TD's Action Notes today upgraded BEI to a buy and raised their one year target to $52. So contrarian investors or those continuing to hold may well pick up some stellar gains over the next year. It looks like I'll still own a few dozen units because it paid a drip'd distribution today that hadn't yet rolled into my sell total.

I've been with BEI for many years, crystalizing an acb in the $20's, so my total return was ok in spite of the last 3 years of downdraft. The revised yield at today's price is around 2.5% so that opens up other companies to compete on both yield and growth.


----------



## AltaRed (Jun 8, 2009)

Their capital plans necessitated keeping more cash to fund things like their Brentwood JV with RioCan in Calgary. They are adverse to excessive debt leverage, and going to the market for more equity at depressed market prices (well below NAV) would have angered existing unitholders. Remember that management owns a very substantial stake in the company so their interests are aligned with the rest of us.

So the smart response was to keep more internally generated cash and grow organically. I am just suprised the cut was as deep as it was, but I suppose if you are going to cut, better to take a machete rather than cuts of many knives.

I suspect this strategy will eventually be seen as a smart move regardless of near term pain as income investors flee. I remain a shareholder and will continue to hold.


----------



## doctrine (Sep 30, 2011)

I guess my point is, not that it's not a bad idea to cut distributions, it's just that the quarterly report reads like a sell job. They totally underreported the bad news, which is operating earnings are tanking and are down something like 19% for the trailing 9 months year over year; 2017 has not been a good year and it is not turning around yet. That is why they are cutting distributions, not for reinvestment purposes like they propose, otherwise they wouldn't cut them because they know it will hurt their share price which simultaneously limits their access to raise capital without extra dilution.
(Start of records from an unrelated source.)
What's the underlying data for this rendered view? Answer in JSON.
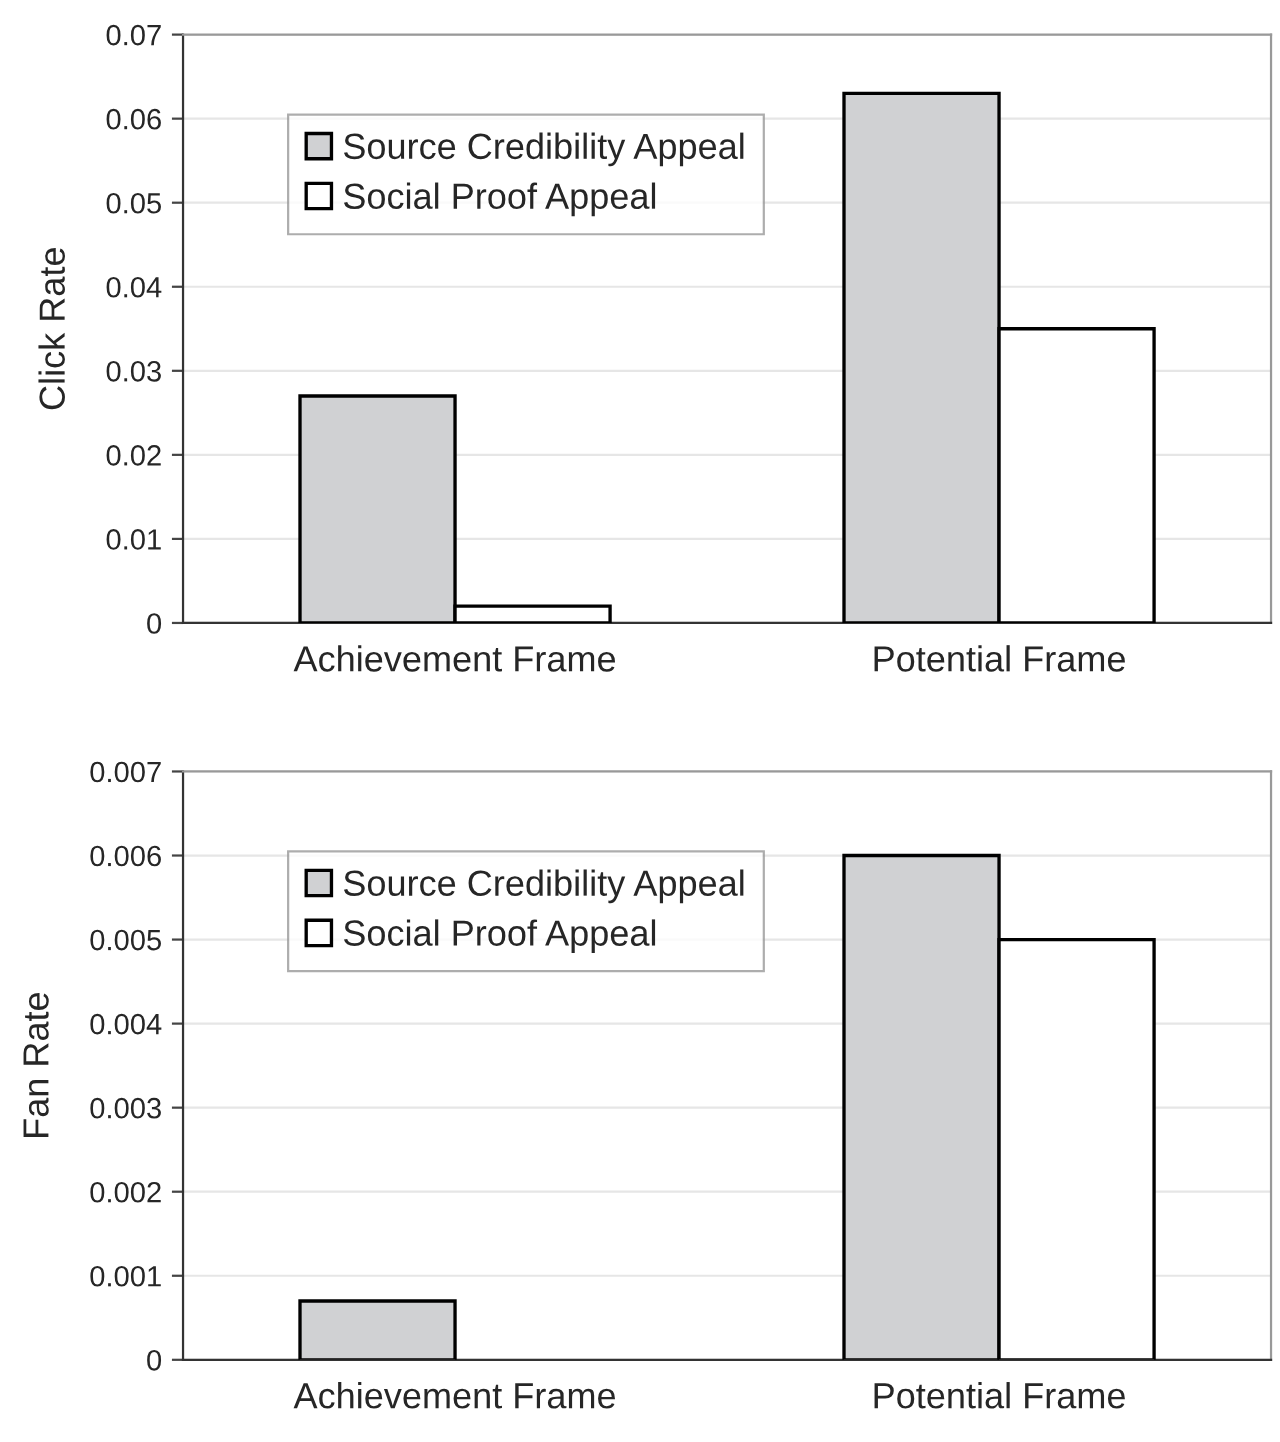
{
  "chart_data": [
    {
      "type": "bar",
      "ylabel": "Click Rate",
      "categories": [
        "Achievement Frame",
        "Potential Frame"
      ],
      "series": [
        {
          "name": "Source Credibility Appeal",
          "color": "#d0d1d3",
          "values": [
            0.027,
            0.063
          ]
        },
        {
          "name": "Social Proof Appeal",
          "color": "#ffffff",
          "values": [
            0.002,
            0.035
          ]
        }
      ],
      "ylim": [
        0,
        0.07
      ],
      "yticks": [
        {
          "value": 0,
          "label": "0"
        },
        0.01,
        0.02,
        0.03,
        0.04,
        0.05,
        0.06,
        0.07
      ],
      "grid": "y",
      "legend": "top left"
    },
    {
      "type": "bar",
      "ylabel": "Fan Rate",
      "categories": [
        "Achievement Frame",
        "Potential Frame"
      ],
      "series": [
        {
          "name": "Source Credibility Appeal",
          "color": "#d0d1d3",
          "values": [
            0.0007,
            0.006
          ]
        },
        {
          "name": "Social Proof Appeal",
          "color": "#ffffff",
          "values": [
            null,
            0.005
          ]
        }
      ],
      "ylim": [
        0,
        0.007
      ],
      "yticks": [
        {
          "value": 0,
          "label": "0"
        },
        0.001,
        0.002,
        0.003,
        0.004,
        0.005,
        0.006,
        0.007
      ],
      "grid": "y",
      "legend": "top left"
    }
  ]
}
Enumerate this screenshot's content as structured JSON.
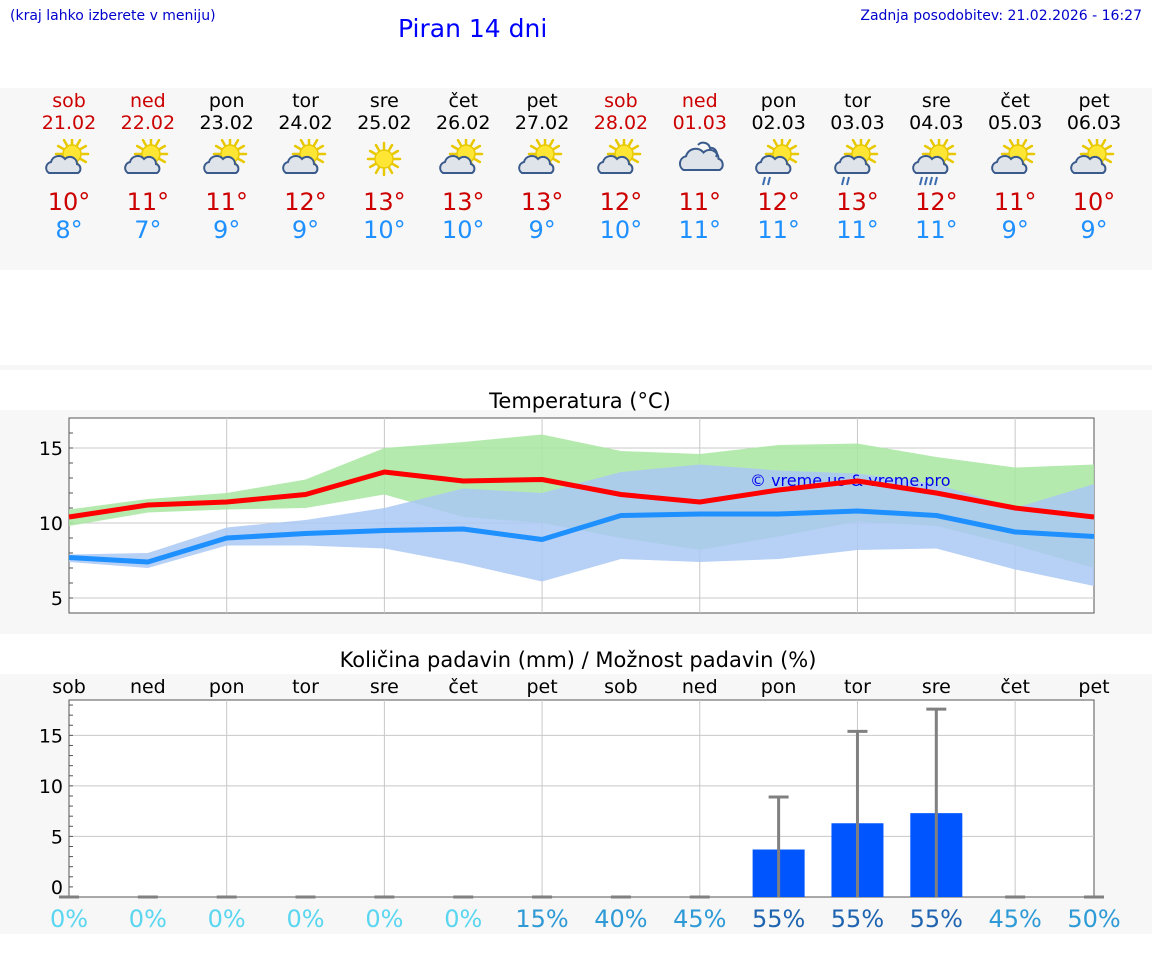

The best they can say, honestly, in my opinion, is that they are still bleeding heavily, but they might not be bleeding as heavily at the moment. The sell job is what is annoying. It makes it that much harder to get an honest assessment.


----------



## My Own Advisor (Sep 24, 2012)

The cut is the right thing to do...stop some bleeding as you say. I own a few shares and it's a long term hold for me.


----------